Now, I would feel behind, reading the first books of others, some just my age, some younger, except I never fully expected to be this age and still be doing something. I knew, rationally, that I wasn’t going to die. I did, but it was muddled by the fact that people were dying around me and some of them died, irrationally, which is to say against not only their age but their health.

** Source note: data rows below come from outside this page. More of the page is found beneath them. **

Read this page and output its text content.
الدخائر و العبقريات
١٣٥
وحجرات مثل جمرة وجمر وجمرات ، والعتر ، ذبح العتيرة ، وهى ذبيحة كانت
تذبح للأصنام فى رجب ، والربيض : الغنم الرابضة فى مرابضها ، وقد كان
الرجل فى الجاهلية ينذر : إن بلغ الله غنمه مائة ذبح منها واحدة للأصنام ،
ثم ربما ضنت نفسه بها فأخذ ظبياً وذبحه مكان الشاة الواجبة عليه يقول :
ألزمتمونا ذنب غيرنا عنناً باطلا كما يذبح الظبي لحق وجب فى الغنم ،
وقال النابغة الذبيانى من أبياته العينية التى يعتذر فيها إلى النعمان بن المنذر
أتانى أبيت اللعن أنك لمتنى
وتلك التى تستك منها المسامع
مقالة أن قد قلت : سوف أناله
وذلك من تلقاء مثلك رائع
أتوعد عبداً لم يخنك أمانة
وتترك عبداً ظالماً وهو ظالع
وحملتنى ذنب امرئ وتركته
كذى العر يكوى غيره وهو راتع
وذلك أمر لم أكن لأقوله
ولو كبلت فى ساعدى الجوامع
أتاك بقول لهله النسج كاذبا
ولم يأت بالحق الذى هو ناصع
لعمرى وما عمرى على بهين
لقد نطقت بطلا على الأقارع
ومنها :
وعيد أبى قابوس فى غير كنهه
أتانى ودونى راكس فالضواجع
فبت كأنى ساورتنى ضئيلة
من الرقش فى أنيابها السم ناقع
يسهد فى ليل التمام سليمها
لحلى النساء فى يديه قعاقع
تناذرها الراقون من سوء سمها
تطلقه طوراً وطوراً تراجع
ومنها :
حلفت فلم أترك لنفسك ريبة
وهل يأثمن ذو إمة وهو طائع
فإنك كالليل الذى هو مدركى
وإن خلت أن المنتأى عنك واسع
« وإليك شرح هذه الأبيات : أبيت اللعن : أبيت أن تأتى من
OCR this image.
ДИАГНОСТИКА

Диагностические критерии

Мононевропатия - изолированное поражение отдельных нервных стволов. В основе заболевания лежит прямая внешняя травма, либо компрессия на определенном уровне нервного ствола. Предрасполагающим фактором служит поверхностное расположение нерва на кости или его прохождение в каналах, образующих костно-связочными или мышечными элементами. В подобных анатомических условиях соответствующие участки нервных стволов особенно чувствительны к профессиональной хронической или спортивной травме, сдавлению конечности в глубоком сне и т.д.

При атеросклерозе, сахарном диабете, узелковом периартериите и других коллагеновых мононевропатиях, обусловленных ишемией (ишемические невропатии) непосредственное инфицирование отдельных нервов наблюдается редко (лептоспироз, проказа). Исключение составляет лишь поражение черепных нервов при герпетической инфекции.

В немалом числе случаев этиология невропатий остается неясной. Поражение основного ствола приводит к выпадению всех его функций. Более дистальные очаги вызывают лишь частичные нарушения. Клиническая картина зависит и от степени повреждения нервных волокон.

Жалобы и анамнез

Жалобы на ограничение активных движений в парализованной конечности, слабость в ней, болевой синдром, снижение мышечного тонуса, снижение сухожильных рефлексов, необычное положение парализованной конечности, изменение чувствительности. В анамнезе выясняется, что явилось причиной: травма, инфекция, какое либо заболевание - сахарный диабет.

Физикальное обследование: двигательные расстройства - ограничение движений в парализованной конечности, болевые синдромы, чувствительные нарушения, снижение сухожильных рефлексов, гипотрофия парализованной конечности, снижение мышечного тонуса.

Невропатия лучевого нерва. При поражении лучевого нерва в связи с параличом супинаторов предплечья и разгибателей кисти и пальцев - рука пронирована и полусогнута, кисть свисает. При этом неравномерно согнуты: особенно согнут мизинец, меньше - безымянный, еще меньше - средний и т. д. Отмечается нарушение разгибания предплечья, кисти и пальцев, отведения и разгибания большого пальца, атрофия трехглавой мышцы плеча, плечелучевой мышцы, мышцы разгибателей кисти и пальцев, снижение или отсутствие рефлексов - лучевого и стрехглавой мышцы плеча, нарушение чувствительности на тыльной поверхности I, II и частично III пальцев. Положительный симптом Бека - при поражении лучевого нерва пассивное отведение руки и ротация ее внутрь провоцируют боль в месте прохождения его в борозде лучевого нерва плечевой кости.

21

I didn’t expect to be approaching 40 (which I will tell you in a rational moment that I am not that there are still many years between now and that milestone except that I am aware of it because of a promise I made that when I was 40 I would be writing these stories, not my stories, I promised that I would have by then told all of my stories, but that I would write the stories of black gay men in Detroit in case they were all dead and unable to write and tell their own stories, and of course they are all not dead they are still in Detroit and I, I have left and not written my own stories and not written theirs and so I am consumed, waking up in the middle of the night wondering how on earth will I keep this promise that I made when I was too young to make any promises?), I didn’t expect to be approaching 40 ever so saying things, making promises at twenty-two and twenty-three about what would come to pass in seventeen or eighteen years seemed like a foolish endeavor of youth and it was and I would forgive myself for not keeping those promises if the ones that I made the promises were here today with me to laugh about them and reminisce and mock the foolishness of our youth but they aren’t and so I feel that I must keep these promises which is to say that even though the first book of my life has been written and while I know it and can see it and can read it so clearly I know that others cannot and so I have to write another which others will call my first book, but I will know better. I will know that it is the second or the third and I will know that it will never be as good as the first, it will never be as honest, as holy as what was written there in my past in Detroit. There are others who will know that too but they won’t be able to tell you unless you listen, carefully, to the cold, dark wind.